A mechanical scientist willing to swim where few humans would dare. (Photo: Christopher Leaman)

Much of the project’s energy is devoted to understanding how to get ordinary folks involved in science—both as a way to boost science literacy and as a way to take advantage of crowd-sourcing efforts that have enhanced fields from ornithology to journalism. It’s way beyond the capacity of a few people to analyze the many images the Brooklyn Atlantis robot takes, which is why the NYU team wants to have many, many people combing through them, repeating each other’s work, to establish what Nov calls “ground truth.” But how do you motivate people to do work for free— especially work as mundane as scouring rows of numbingly similar industrial images for signs of life? The NYU team has run a few studies. In a pilot study of patients afflicted by stroke or cerebral palsy in a children’s hospital in Rome, the team adapted fine-motor rehabilitation exercises by having subjects tag photos of the Gowanus with a haptic joystick, and found that the task increased the patients’ motivation. In the preliminary results of another experiment, subjects who believed other people were doing a lot of work tagging photos were motivated to do more work themselves. Perhaps this information got their competitive juices flowing, or perhaps the comparison “set up norms in an uncertain environment,” Nov says.

It might seem sneaky to use competition to push a virtuous task, but it may also be necessary. To motivate people to do the hard work of change, you have to make that work bite-sized and accessible, and you have to show how their work is helping. On the most basic level, you have to demonstrate that change is possible.
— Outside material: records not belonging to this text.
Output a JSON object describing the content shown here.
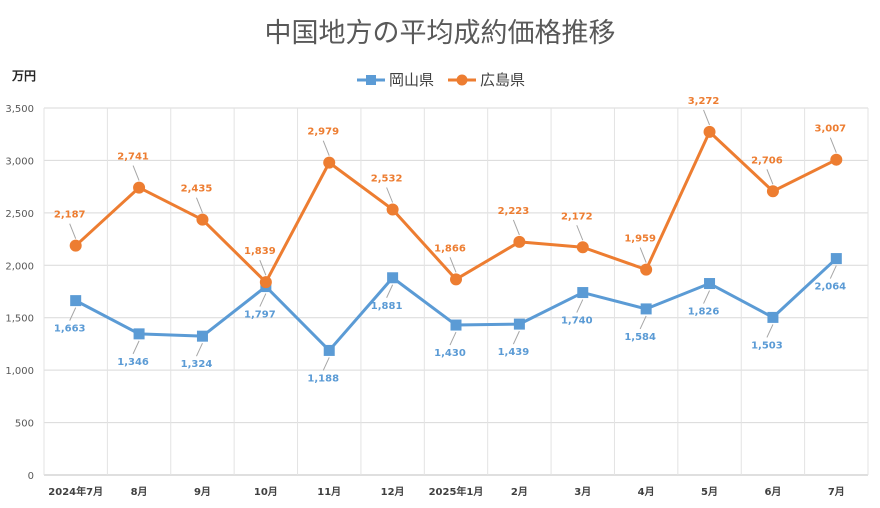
{
  "chart_data": {
    "type": "line",
    "title": "中国地方の平均成約価格推移",
    "ylabel": "万円",
    "ylim": [
      0,
      3500
    ],
    "ytick_step": 500,
    "y_tick_labels": [
      "0",
      "500",
      "1,000",
      "1,500",
      "2,000",
      "2,500",
      "3,000",
      "3,500"
    ],
    "grid": true,
    "legend_position": "top-center",
    "categories": [
      "2024年7月",
      "8月",
      "9月",
      "10月",
      "11月",
      "12月",
      "2025年1月",
      "2月",
      "3月",
      "4月",
      "5月",
      "6月",
      "7月"
    ],
    "series": [
      {
        "name": "岡山県",
        "color": "#5B9BD5",
        "marker": "square",
        "label_position": "below",
        "values": [
          1663,
          1346,
          1324,
          1797,
          1188,
          1881,
          1430,
          1439,
          1740,
          1584,
          1826,
          1503,
          2064
        ],
        "labels": [
          "1,663",
          "1,346",
          "1,324",
          "1,797",
          "1,188",
          "1,881",
          "1,430",
          "1,439",
          "1,740",
          "1,584",
          "1,826",
          "1,503",
          "2,064"
        ]
      },
      {
        "name": "広島県",
        "color": "#ED7D31",
        "marker": "circle",
        "label_position": "above",
        "values": [
          2187,
          2741,
          2435,
          1839,
          2979,
          2532,
          1866,
          2223,
          2172,
          1959,
          3272,
          2706,
          3007
        ],
        "labels": [
          "2,187",
          "2,741",
          "2,435",
          "1,839",
          "2,979",
          "2,532",
          "1,866",
          "2,223",
          "2,172",
          "1,959",
          "3,272",
          "2,706",
          "3,007"
        ]
      }
    ]
  }
}
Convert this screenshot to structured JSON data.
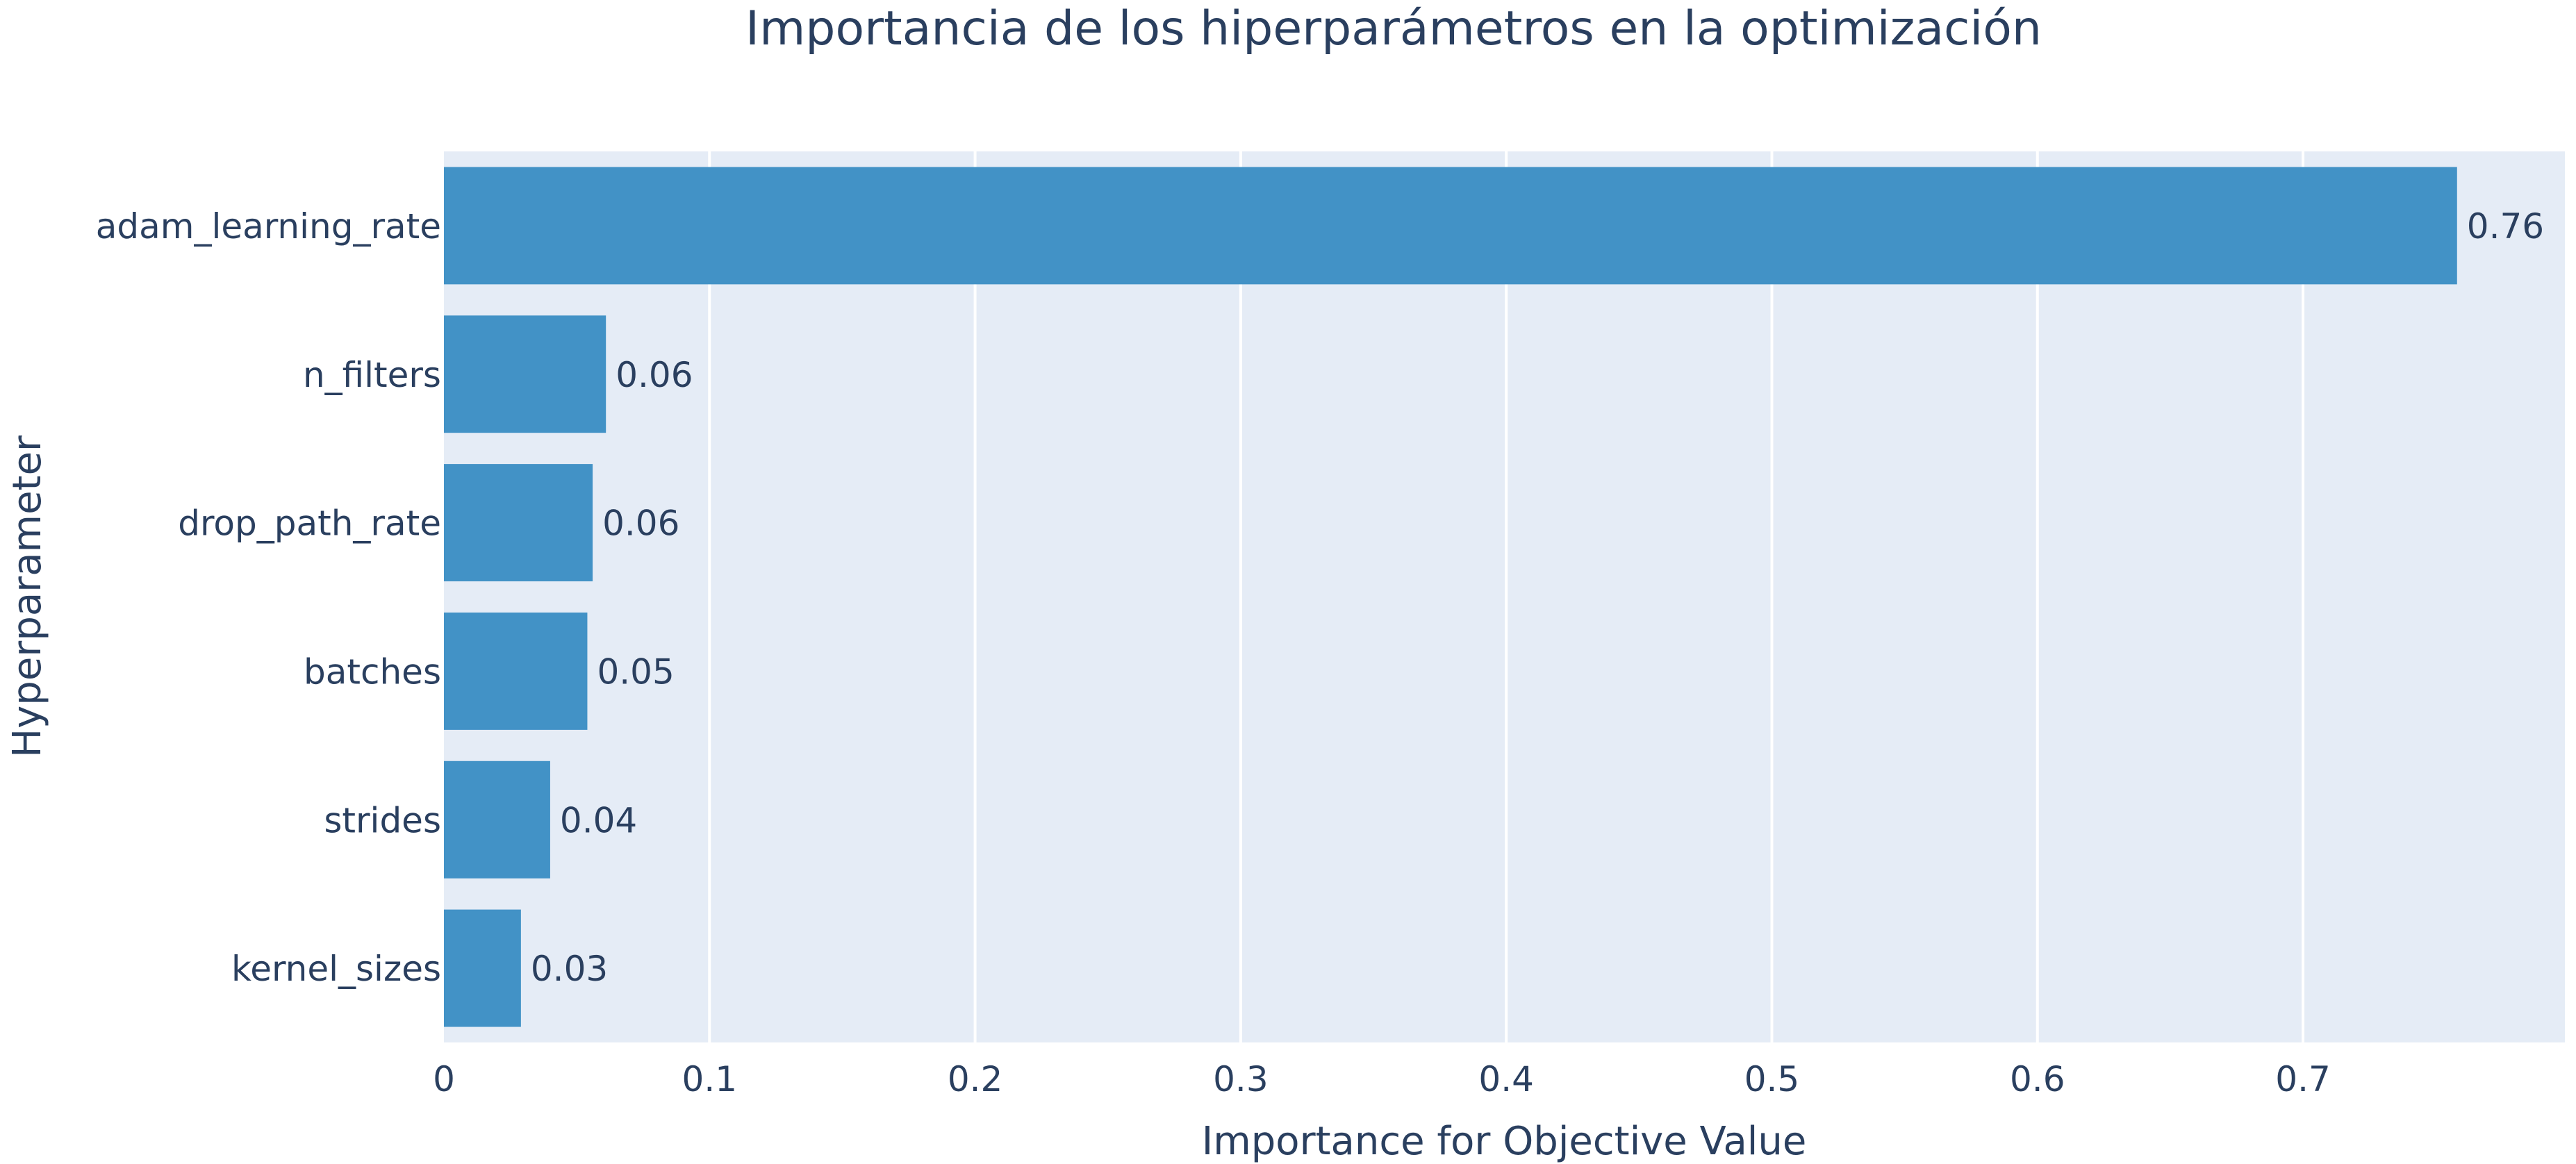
{
  "chart_data": {
    "type": "bar",
    "orientation": "horizontal",
    "title": "Importancia de los hiperparámetros en la optimización",
    "xlabel": "Importance for Objective Value",
    "ylabel": "Hyperparameter",
    "xlim": [
      0,
      0.7986
    ],
    "x_ticks": [
      "0",
      "0.1",
      "0.2",
      "0.3",
      "0.4",
      "0.5",
      "0.6",
      "0.7"
    ],
    "categories": [
      "adam_learning_rate",
      "n_filters",
      "drop_path_rate",
      "batches",
      "strides",
      "kernel_sizes"
    ],
    "values": [
      0.758,
      0.061,
      0.056,
      0.054,
      0.04,
      0.029
    ],
    "data_labels": [
      "0.76",
      "0.06",
      "0.06",
      "0.05",
      "0.04",
      "0.03"
    ],
    "grid": true,
    "colors": {
      "bar": "#4292c6",
      "plot_background": "#e5ecf6",
      "gridline": "#ffffff",
      "text": "#2a3f5f"
    }
  }
}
There is reason to be at least a little optimistic about the Gowanus Canal. Laut says the robot’s data has shown higher levels of oxygen in the water near a recently repaired flushing tunnel. And where there is degradation, there is also resilience. Muskrats swim through the waterway. A snowy egret has been spotted surveying the ruined landscape from its perch on a tree above. When the scientists first hauled in their white prototype robot, a heroic crab was sitting aboard, as if to declare all was not lost.